Ynysawdre is a small community in Bridgend County Borough, south Wales. It is located to the east of Aberkenfig in Wales, and comprises the two villages of Tondu and Brynmenyn. The name Ynysawdre is also usually used for a small section of Tondu. At the 2001 census, the population of the community was 3,698, reducing to 3,367 at the 2011 Census.

==Buildings of note==
The community of Ynysawdre is home to several notable buildings. Tondu Ironworks is an important remnant of Britain's industrial heritage. Built in 1820 by Sir Robert Price, the ironworks, although derelict, still survive as a series of large roofless stone buildings. Structures surviving include the charging bank, the blast-engine house, a range of seven iron ore calcining kilns, each 62 ft by 32 ft in size, and over a hundred beehive-shaped coking kilns. The calcining and coking kilns are rare surviving examples of the thousands of kilns once found throughout Britain.

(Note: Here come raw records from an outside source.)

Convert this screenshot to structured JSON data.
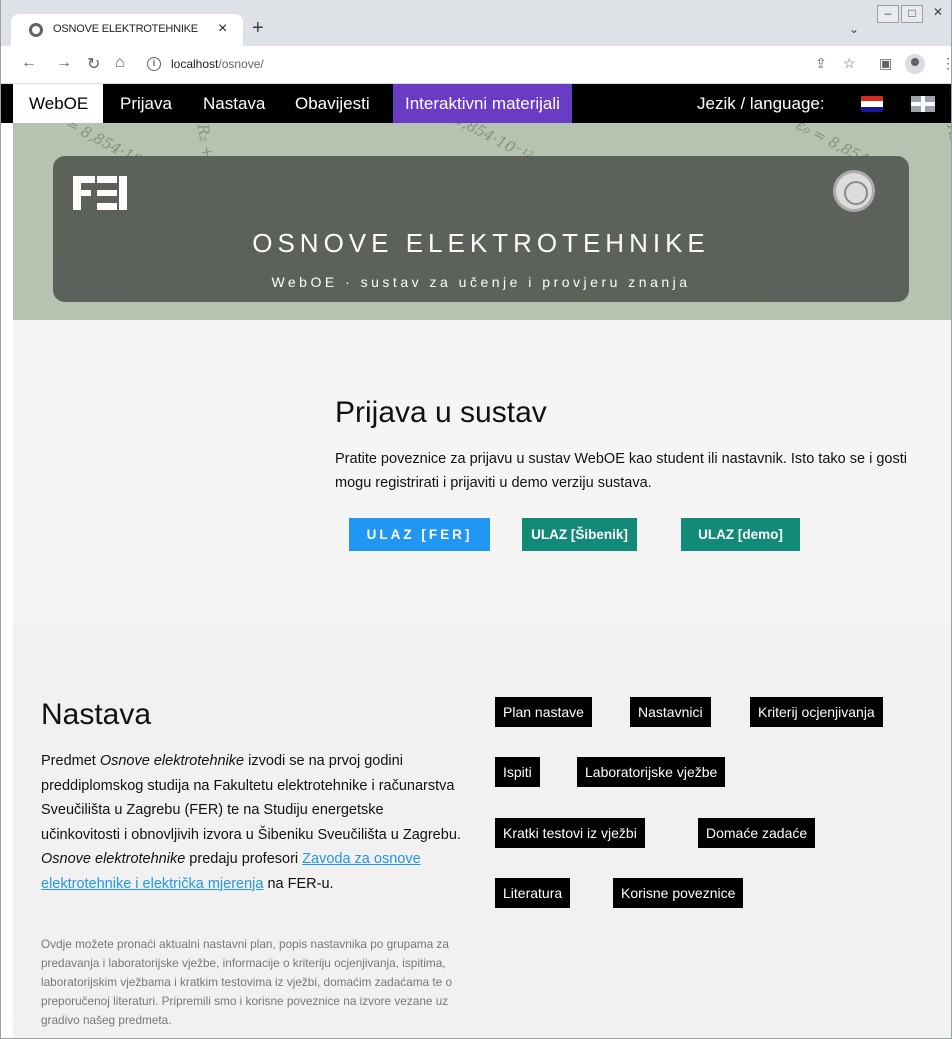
{
  "browser": {
    "tab_title": "OSNOVE ELEKTROTEHNIKE",
    "tab_close": "×",
    "new_tab": "+",
    "url_host": "localhost",
    "url_path": "/osnove/"
  },
  "nav": {
    "brand": "WebOE",
    "items": [
      {
        "label": "Prijava"
      },
      {
        "label": "Nastava"
      },
      {
        "label": "Obavijesti"
      },
      {
        "label": "Interaktivni materijali"
      }
    ],
    "language": "Jezik / language:"
  },
  "hero": {
    "title": "OSNOVE ELEKTROTEHNIKE",
    "subtitle": "WebOE · sustav za učenje i provjeru znanja"
  },
  "login": {
    "heading": "Prijava u sustav",
    "text": "Pratite poveznice za prijavu u sustav WebOE kao student ili nastavnik. Isto tako se i gosti mogu registrirati i prijaviti u demo verziju sustava.",
    "buttons": {
      "fer": "ULAZ [FER]",
      "sibenik": "ULAZ [Šibenik]",
      "demo": "ULAZ [demo]"
    }
  },
  "nastava": {
    "heading": "Nastava",
    "lead_1": "Predmet ",
    "lead_em1": "Osnove elektrotehnike",
    "lead_2": " izvodi se na prvoj godini preddiplomskog studija na Fakultetu elektrotehnike i računarstva Sveučilišta u Zagrebu (FER) te na Studiju energetske učinkovitosti i obnovljivih izvora u Šibeniku Sveučilišta u Zagrebu. ",
    "lead_em2": "Osnove elektrotehnike",
    "lead_3": " predaju profesori ",
    "lead_link": "Zavoda za osnove elektrotehnike i električka mjerenja",
    "lead_4": " na FER-u.",
    "small": "Ovdje možete pronaći aktualni nastavni plan, popis nastavnika po grupama za predavanja i laboratorijske vježbe, informacije o kriteriju ocjenjivanja, ispitima, laboratorijskim vježbama i kratkim testovima iz vježbi, domaćim zadaćama te o preporučenoj literaturi. Pripremili smo i korisne poveznice na izvore vezane uz gradivo našeg predmeta.",
    "tags": {
      "plan": "Plan nastave",
      "nastavnici": "Nastavnici",
      "kriterij": "Kriterij ocjenjivanja",
      "ispiti": "Ispiti",
      "lab": "Laboratorijske vježbe",
      "testovi": "Kratki testovi iz vježbi",
      "zadace": "Domaće zadaće",
      "literatura": "Literatura",
      "poveznice": "Korisne poveznice"
    }
  },
  "colors": {
    "nav_active": "#6a3cc4",
    "button_blue": "#2196f3",
    "button_teal": "#138a78"
  }
}
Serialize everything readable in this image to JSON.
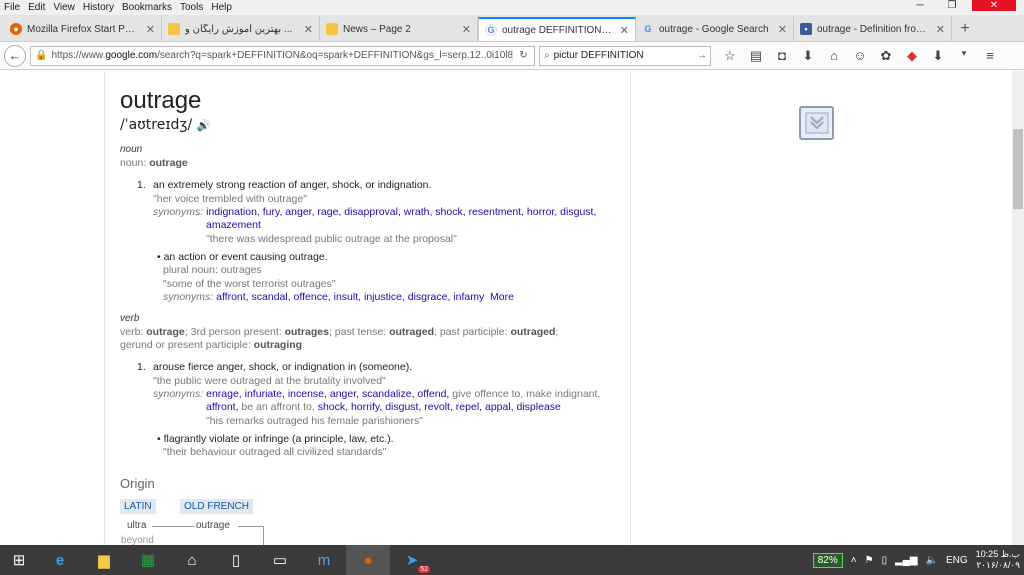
{
  "menu": [
    "File",
    "Edit",
    "View",
    "History",
    "Bookmarks",
    "Tools",
    "Help"
  ],
  "tabs": [
    {
      "title": "Mozilla Firefox Start Page",
      "icon": "firefox-icon",
      "active": false
    },
    {
      "title": "بهترین آموزش رایگان و ...",
      "icon": "folder-icon",
      "active": false
    },
    {
      "title": "News – Page 2",
      "icon": "folder-icon",
      "active": false
    },
    {
      "title": "outrage DEFFINITION - Go...",
      "icon": "google-icon",
      "active": true
    },
    {
      "title": "outrage - Google Search",
      "icon": "google-icon",
      "active": false
    },
    {
      "title": "outrage - Definition from ...",
      "icon": "site-icon",
      "active": false
    }
  ],
  "url": {
    "prefix": "https://www.",
    "host": "google.com",
    "rest": "/search?q=spark+DEFFINITION&oq=spark+DEFFINITION&gs_l=serp.12..0i10l8.124681.1253!"
  },
  "search": {
    "value": "pictur DEFFINITION"
  },
  "entry": {
    "word": "outrage",
    "phonetic": "/ˈaʊtreɪdʒ/",
    "noun": {
      "label": "noun",
      "form_prefix": "noun:",
      "form_word": "outrage",
      "def1": "an extremely strong reaction of anger, shock, or indignation.",
      "ex1": "\"her voice trembled with outrage\"",
      "syn_label": "synonyms:",
      "syn1": "indignation, fury, anger, rage, disapproval, wrath, shock, resentment, horror, disgust,",
      "syn1b": "amazement",
      "syn1ex": "\"there was widespread public outrage at the proposal\"",
      "sub_def": "an action or event causing outrage.",
      "sub_plural": "plural noun: outrages",
      "sub_ex": "\"some of the worst terrorist outrages\"",
      "sub_syn": "affront, scandal, offence, insult, injustice, disgrace, infamy",
      "more": "More"
    },
    "verb": {
      "label": "verb",
      "forms_a": "verb: ",
      "forms_a_w": "outrage",
      "forms_b": "; 3rd person present: ",
      "forms_b_w": "outrages",
      "forms_c": "; past tense: ",
      "forms_c_w": "outraged",
      "forms_d": "; past participle: ",
      "forms_d_w": "outraged",
      "forms_e": ";",
      "forms_f": "gerund or present participle: ",
      "forms_f_w": "outraging",
      "def1": "arouse fierce anger, shock, or indignation in (someone).",
      "ex1": "\"the public were outraged at the brutality involved\"",
      "syn_label": "synonyms:",
      "syn1": "enrage, infuriate, incense, anger, scandalize, offend,",
      "syn1_plain": " give offence to, make indignant,",
      "syn1b_a": "affront,",
      "syn1b_plain": " be an affront to,",
      "syn1b_b": " shock, horrify, disgust, revolt, repel, appal, displease",
      "syn1ex": "\"his remarks outraged his female parishioners\"",
      "sub_def": "flagrantly violate or infringe (a principle, law, etc.).",
      "sub_ex": "\"their behaviour outraged all civilized standards\""
    },
    "num": "1.",
    "origin": {
      "title": "Origin",
      "lang1": "LATIN",
      "lang2": "OLD FRENCH",
      "w1": "ultra",
      "w2": "outrage",
      "w3": "beyond"
    }
  },
  "tray": {
    "battery": "82%",
    "lang": "ENG",
    "time": "10:25 ب.ظ",
    "date": "۲۰۱۶/۰۸/۰۹"
  },
  "taskbar_badge": "52"
}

Other notable remains from the area's industrial past include Aberkenfig Railway Bridge and Glan-Rhyd Railway Viaduct, two horse-drawn railway bridges, both built in the 1920s.

== Education ==
Ynysawdre is home to Coleg Cymunedol Y Dderwen, a large English-medium comprehensive school which serves the Garw and Ogmore valleys. Y Dderwen was formerly the two schools of Ynysawdre School and Ogmore School; Ynysawdre was based on Y Dderwen's current site and Ogmore School was based in the nearby village of Bryncethin. Y Dderwen's new building opened in 2013.

The community was also home to Archbishop McGrath Catholic High School until mid-2011, when it relocated to a new building in Brackla. The school served the entire county borough.

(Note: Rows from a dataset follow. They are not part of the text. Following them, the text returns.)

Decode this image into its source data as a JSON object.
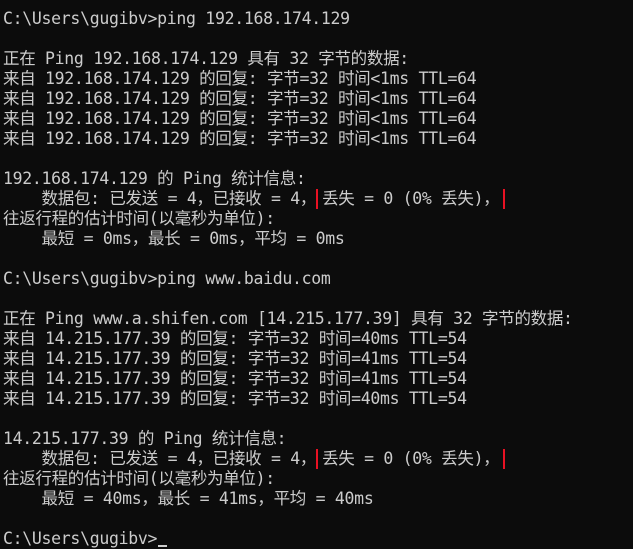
{
  "console": {
    "prompt1": "C:\\Users\\gugibv>ping 192.168.174.129",
    "ping1_header": "正在 Ping 192.168.174.129 具有 32 字节的数据:",
    "ping1_replies": [
      "来自 192.168.174.129 的回复: 字节=32 时间<1ms TTL=64",
      "来自 192.168.174.129 的回复: 字节=32 时间<1ms TTL=64",
      "来自 192.168.174.129 的回复: 字节=32 时间<1ms TTL=64",
      "来自 192.168.174.129 的回复: 字节=32 时间<1ms TTL=64"
    ],
    "ping1_stats_title": "192.168.174.129 的 Ping 统计信息:",
    "ping1_packets": "    数据包: 已发送 = 4，已接收 = 4，",
    "ping1_loss": "丢失 = 0 (0% 丢失)，",
    "ping1_rtt_title": "往返行程的估计时间(以毫秒为单位):",
    "ping1_rtt": "    最短 = 0ms，最长 = 0ms，平均 = 0ms",
    "prompt2": "C:\\Users\\gugibv>ping www.baidu.com",
    "ping2_header": "正在 Ping www.a.shifen.com [14.215.177.39] 具有 32 字节的数据:",
    "ping2_replies": [
      "来自 14.215.177.39 的回复: 字节=32 时间=40ms TTL=54",
      "来自 14.215.177.39 的回复: 字节=32 时间=41ms TTL=54",
      "来自 14.215.177.39 的回复: 字节=32 时间=41ms TTL=54",
      "来自 14.215.177.39 的回复: 字节=32 时间=40ms TTL=54"
    ],
    "ping2_stats_title": "14.215.177.39 的 Ping 统计信息:",
    "ping2_packets": "    数据包: 已发送 = 4，已接收 = 4，",
    "ping2_loss": "丢失 = 0 (0% 丢失)，",
    "ping2_rtt_title": "往返行程的估计时间(以毫秒为单位):",
    "ping2_rtt": "    最短 = 40ms，最长 = 41ms，平均 = 40ms",
    "prompt3": "C:\\Users\\gugibv>"
  },
  "colors": {
    "background": "#0c0c0c",
    "text": "#cccccc",
    "highlight_box": "#e81123"
  }
}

Ynysawdre is also home to Brynmenyn Primary School, a small school with its own nursery. Tondu Primary School is located in the village of Aberkenfig.

== Sport ==
Ynysawdre is the location of Pandy Park, home of Tondu RFC. Pandy Park houses numerous football and rugby pitches. Ynysawdre Pool and Fitness Centre is located on Heol-Yr-Ysgol, one of the main roads.

== Governance ==
At the local level Ynysawdre has a community council, comprising up to ten community councillors elected (or co-opted) from the community wards of Tondu and Brynmenyn.

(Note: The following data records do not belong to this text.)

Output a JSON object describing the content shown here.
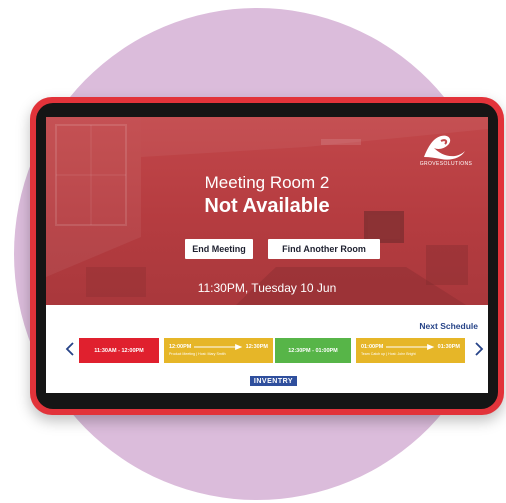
{
  "logo": {
    "text": "GROVESOLUTIONS"
  },
  "room": {
    "name": "Meeting Room 2",
    "status": "Not Available"
  },
  "actions": {
    "end_meeting": "End Meeting",
    "find_room": "Find Another Room"
  },
  "datetime": "11:30PM, Tuesday 10 Jun",
  "schedule": {
    "heading": "Next Schedule",
    "slots": [
      {
        "start": "11:30AM",
        "end": "12:00PM",
        "detail": "",
        "color": "#e0202e"
      },
      {
        "start": "12:00PM",
        "end": "12:30PM",
        "detail": "Product Meeting | Host: Mary Smith",
        "color": "#e6b628"
      },
      {
        "start": "12:30PM",
        "end": "01:00PM",
        "detail": "",
        "color": "#57b548"
      },
      {
        "start": "01:00PM",
        "end": "01:30PM",
        "detail": "Team Catch up | Host: John Bright",
        "color": "#e6b628"
      }
    ]
  },
  "brand": {
    "text": "INVENTRY"
  },
  "colors": {
    "accent_red": "#e2333a",
    "background_circle": "#dbbcdb",
    "brand_blue": "#2f4f9d",
    "link_blue": "#274488"
  }
}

Ynysawdre was also an ward electing a county councillor to Bridgend County Borough Council. Since 1995 the ward had been represented by the Labour Party. In January 2019 a consultation period began, to review the wards and representation in the county. The proposals included merging the Ynysawdre ward with neighbouring Sarn. From the 2022 local elections Ynysawdre became part of the 'St Bride's Minor and Ynysawdre' ward, which also covers the community of St Bride's Minor. The ward elects three county councillors.